47 Ohio St. 3d 81 | Ohio | 1989
Lead Opinion
In Columbus v. Pub. Util. Comm. (1979), 58 Ohio St. 2d 103, 104, 12 O.O. 3d 112, 113, 388 N.E. 2d 1237, 1238, we held that this court will not disturb an opinion or order of the commission “where the record contains sufficient probative evidence to show that the commission’s determination is not manifestly against the weight of the evidence and is not so clearly unsupported by the record as to show misapprehension, mistake or willful disregard of duty.” The issue before this court is whether there is sufficient probative evidence in the record to support the commission’s allocation of sixty percent of the in
R.C. 4907.47 governs commission hearings on the subject of dangerous rail-highway grade crossings. Once the commission has determined that a crossing is “so dangerous as to require additional protective devices,” the statute requires that the commission apportion the cost of installing protective devices between the railroad and the public. The statute lists the factors which must be considered:
“In apportioning the cost of any such device the commission shall consider factors of volume of vehicular traffic, volume of train traffic, train type and speed, limitations of view and the causes thereof, savings, if any, which will inure to the railroad as the result of such installation, benefits to the public resulting from the reduction of hazard at the crossing, the probable cost of the installation, the future cost to the railroad of maintaining any such device, and any such other special factors and conditions as in the opinion of the commission are relevant. * * *” (Emphasis added.) R.C. 4907.47.1
Conrail contends that the commission’s allocation of forty percent of the installation costs to the railroad is unsupported by the record. It argues that the ninety percent-ten percent allocation recommended by the attorney examiner is the consequence of a “longstanding” rule which recognized that the motoring public is the primary beneficiary of grade crossing improvements.

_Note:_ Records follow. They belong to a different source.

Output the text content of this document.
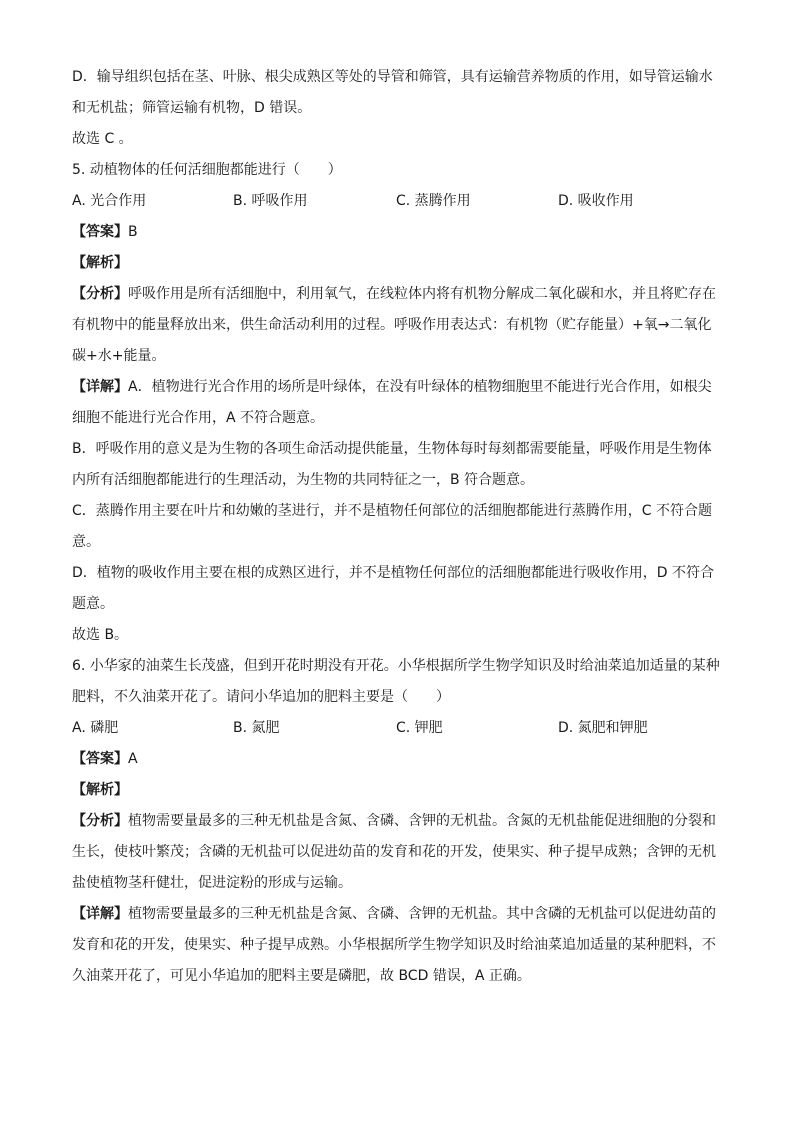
D．输导组织包括在茎、叶脉、根尖成熟区等处的导管和筛管，具有运输营养物质的作用，如导管运输水

和无机盐；筛管运输有机物，D 错误。

故选 C 。

5. 动植物体的任何活细胞都能进行（　　）

A. 光合作用	B. 呼吸作用	C. 蒸腾作用	D. 吸收作用

【答案】B

【解析】

【分析】呼吸作用是所有活细胞中，利用氧气，在线粒体内将有机物分解成二氧化碳和水，并且将贮存在

有机物中的能量释放出来，供生命活动利用的过程。呼吸作用表达式：有机物（贮存能量）+氧→二氧化

碳+水+能量。

【详解】A．植物进行光合作用的场所是叶绿体，在没有叶绿体的植物细胞里不能进行光合作用，如根尖

细胞不能进行光合作用，A 不符合题意。

B．呼吸作用的意义是为生物的各项生命活动提供能量，生物体每时每刻都需要能量，呼吸作用是生物体

内所有活细胞都能进行的生理活动，为生物的共同特征之一，B 符合题意。

C．蒸腾作用主要在叶片和幼嫩的茎进行，并不是植物任何部位的活细胞都能进行蒸腾作用，C 不符合题

意。

D．植物的吸收作用主要在根的成熟区进行，并不是植物任何部位的活细胞都能进行吸收作用，D 不符合

题意。

故选 B。

6. 小华家的油菜生长茂盛，但到开花时期没有开花。小华根据所学生物学知识及时给油菜追加适量的某种

肥料，不久油菜开花了。请问小华追加的肥料主要是（　　）

A. 磷肥	B. 氮肥	C. 钾肥	D. 氮肥和钾肥

【答案】A

【解析】

【分析】植物需要量最多的三种无机盐是含氮、含磷、含钾的无机盐。含氮的无机盐能促进细胞的分裂和

生长，使枝叶繁茂；含磷的无机盐可以促进幼苗的发育和花的开发，使果实、种子提早成熟；含钾的无机

盐使植物茎秆健壮，促进淀粉的形成与运输。

【详解】植物需要量最多的三种无机盐是含氮、含磷、含钾的无机盐。其中含磷的无机盐可以促进幼苗的

发育和花的开发，使果实、种子提早成熟。小华根据所学生物学知识及时给油菜追加适量的某种肥料，不

久油菜开花了，可见小华追加的肥料主要是磷肥，故 BCD 错误，A 正确。
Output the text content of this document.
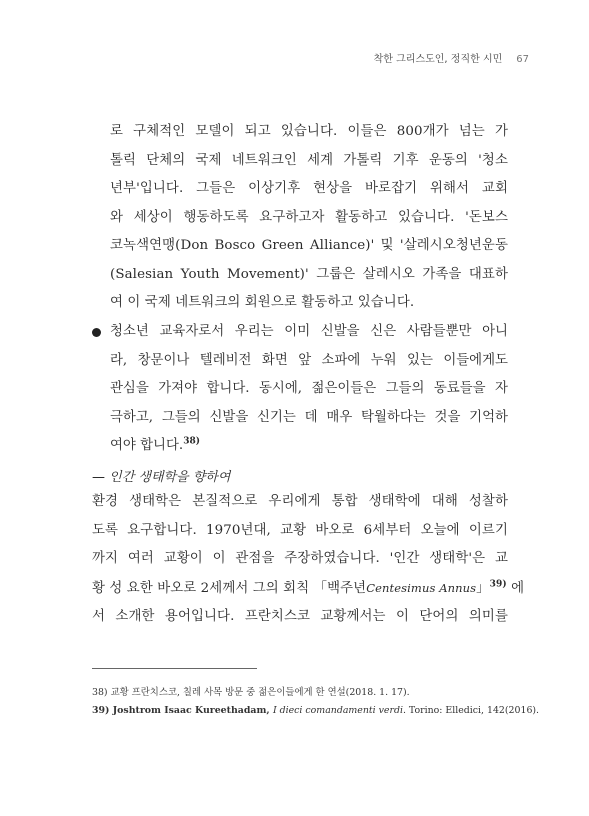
착한 그리스도인, 정직한 시민 67
로 구체적인 모델이 되고 있습니다. 이들은 800개가 넘는 가
톨릭 단체의 국제 네트워크인 세계 가톨릭 기후 운동의 '청소
년부'입니다. 그들은 이상기후 현상을 바로잡기 위해서 교회
와 세상이 행동하도록 요구하고자 활동하고 있습니다. '돈보스
코녹색연맹(Don Bosco Green Alliance)' 및 '살레시오청년운동
(Salesian Youth Movement)' 그룹은 살레시오 가족을 대표하
여 이 국제 네트워크의 회원으로 활동하고 있습니다.
청소년 교육자로서 우리는 이미 신발을 신은 사람들뿐만 아니
라, 창문이나 텔레비전 화면 앞 소파에 누워 있는 이들에게도
관심을 가져야 합니다. 동시에, 젊은이들은 그들의 동료들을 자
극하고, 그들의 신발을 신기는 데 매우 탁월하다는 것을 기억하
여야 합니다.$^{38)}$
— 인간 생태학을 향하여
환경 생태학은 본질적으로 우리에게 통합 생태학에 대해 성찰하
도록 요구합니다. 1970년대, 교황 바오로 6세부터 오늘에 이르기
까지 여러 교황이 이 관점을 주장하였습니다. '인간 생태학'은 교
황 성 요한 바오로 2세께서 그의 회칙 「백주년Centesimus Annus」$^{39)}$ 에
서 소개한 용어입니다. 프란치스코 교황께서는 이 단어의 의미를
38) 교황 프란치스코, 칠레 사목 방문 중 젊은이들에게 한 연설(2018. 1. 17).
39) Joshtrom Isaac Kureethadam, I dieci comandamenti verdi. Torino: Elledici, 142(2016).
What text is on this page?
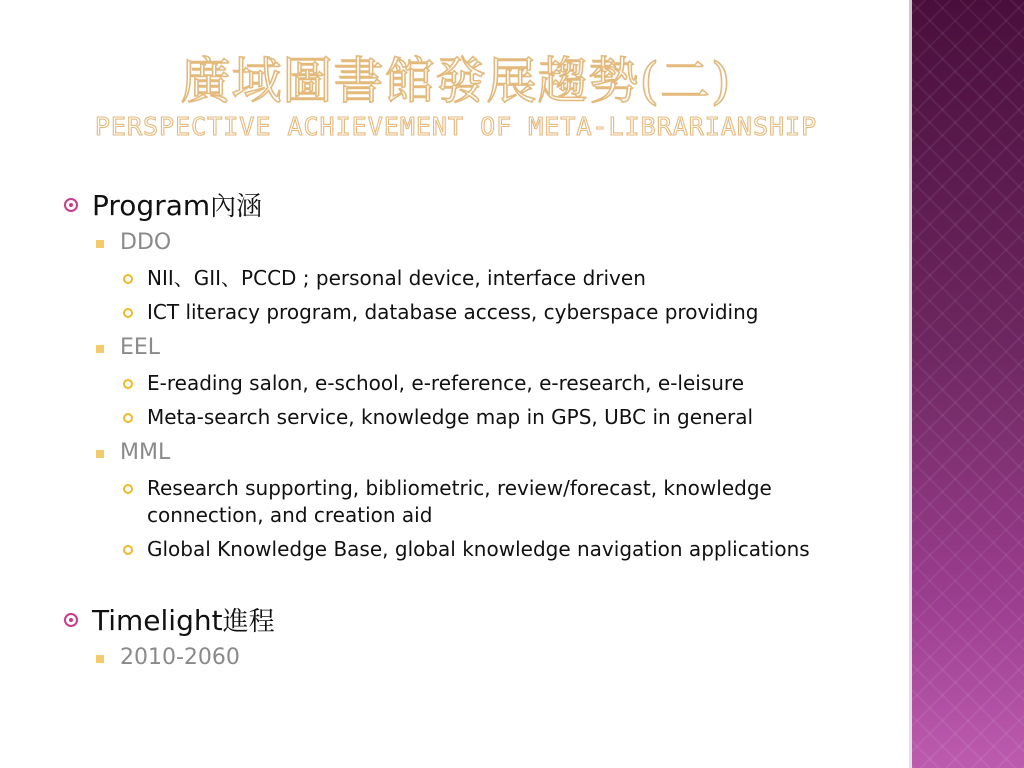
廣域圖書館發展趨勢(二)
PERSPECTIVE ACHIEVEMENT OF META-LIBRARIANSHIP
Program內涵
DDO
NII、GII、PCCD ; personal device, interface driven
ICT literacy program, database access, cyberspace providing
EEL
E-reading salon, e-school, e-reference, e-research, e-leisure
Meta-search service, knowledge map in GPS, UBC in general
MML
Research supporting, bibliometric, review/forecast, knowledge connection, and creation aid
Global Knowledge Base, global knowledge navigation applications
Timelight進程
2010-2060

See Columbus v. New York Centred RR. Co. (July 12, 1963), PUCO No. 31,445, unreported, at 5 (“It is obvious that any benefit from a grade crossing installation accrues practically in its entirety to the traveling public and not to the railroad.”); see, also, New York, Chicago & St. Louis RR. Co. v. Pub. Util. Comm. (1964), 176 Ohio St. 81, 82, 26 O.O. 2d 377, 197 N.E. 2d 546, 547 (grade cross, ing protection is “provided largely to protect members of the public against the consequences of their own carelessness rather than to provide any tangible or intangible benefit to the railroad * * *”); Section 646.210(b) (1), Title 23, C.F.R. (ICC regulation declaring that “[p]rojects for grade crossing improvements are deemed to be of no ascertainable net benefit to the railroads * * *”). Conrail also argues that the commission improperly considered the availability of federal funds in arriving at the sixty percent-forty percent allocation. It cites Canton v. Norfolk & Western Ry. Co. (May 23, 1979), PUCO No. 77-897-RR-CSS, unreported, for the proposition that availability of public funds should have no bearing on the apportionment of costs under the statute.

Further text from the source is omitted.